Coaster

Overview
- Service type: Inter-city rail
- Status: Discontinued
- Locale: California
- Predecessor: Coast Line Limited
- First service: February 28, 1906
- Last service: October 2, 1949
- Successor: Starlight
- Former operator: Southern Pacific

Route
- Termini: San Francisco Los Angeles

Technical
- Track gauge: 4 ft 8+1⁄2 in (1,435 mm) standard gauge

= Coaster (Southern Pacific Railroad train) =

Former passenger train in California, US

The Coaster was a passenger train of the Southern Pacific on its coast route between Los Angeles and San Francisco, California.
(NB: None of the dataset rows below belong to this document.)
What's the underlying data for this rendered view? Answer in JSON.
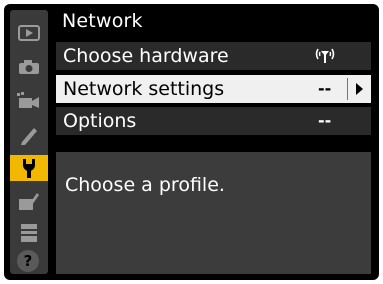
{
  "menu": {
    "title": "Network",
    "items": [
      {
        "label": "Choose hardware",
        "value_icon": "wireless-icon"
      },
      {
        "label": "Network settings",
        "value": "--",
        "selected": true
      },
      {
        "label": "Options",
        "value": "--"
      }
    ]
  },
  "help": {
    "text": "Choose a profile.",
    "button": "?"
  },
  "sidebar": {
    "tabs": [
      "playback-icon",
      "camera-icon",
      "movie-icon",
      "pencil-icon",
      "wrench-icon",
      "retouch-icon",
      "my-menu-icon"
    ],
    "active": "wrench-icon"
  },
  "colors": {
    "active_tab": "#f2b800",
    "selected_row": "#f0f0f0",
    "background": "#000000"
  }
}
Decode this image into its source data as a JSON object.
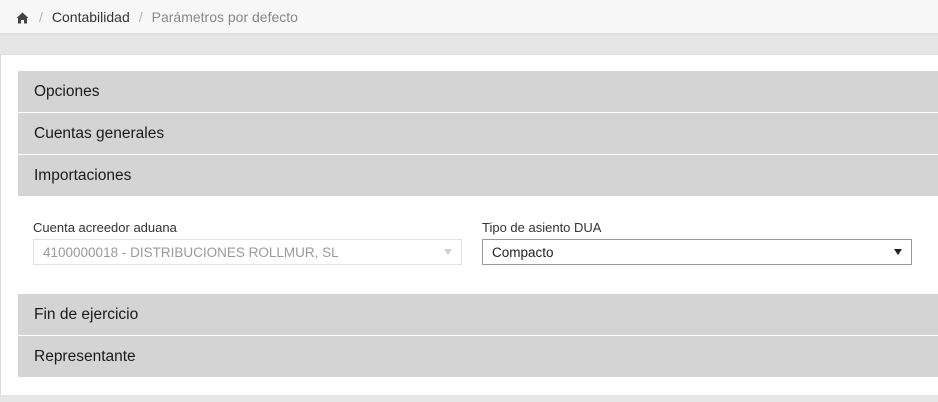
{
  "breadcrumb": {
    "home_icon": "home-icon",
    "items": [
      "Contabilidad",
      "Parámetros por defecto"
    ]
  },
  "accordion": {
    "sections": [
      {
        "label": "Opciones"
      },
      {
        "label": "Cuentas generales"
      },
      {
        "label": "Importaciones"
      },
      {
        "label": "Fin de ejercicio"
      },
      {
        "label": "Representante"
      }
    ],
    "expanded": "Importaciones"
  },
  "importaciones": {
    "cuenta_label": "Cuenta acreedor aduana",
    "cuenta_value": "4100000018 - DISTRIBUCIONES ROLLMUR, SL",
    "tipo_label": "Tipo de asiento DUA",
    "tipo_value": "Compacto"
  }
}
Service began on December 6, 1901, as daylight coach trains number 1 and 2 called the Coast Line Limited. These trains were renumbered 21 and 22 on November 15, 1902, and renamed the Coaster on February 28, 1906. Service was briefly cancelled from June 9 to December 22, 1912. Service was discontinued for a decade in December, 1916. Service resumed when sleeping cars were added to trains renumbered 69 and 70 in April, 1926, and briefly renamed the Oceanshore Express. The name Coaster was again used from September 25, 1927, until the older equipment was replaced with lightweight chair cars running as Starlight trains 94 and 95 on October 2, 1949. Diesel locomotives pulled the Starlight from January 10, 1955, until it was consolidated with the Lark on July 15, 1957.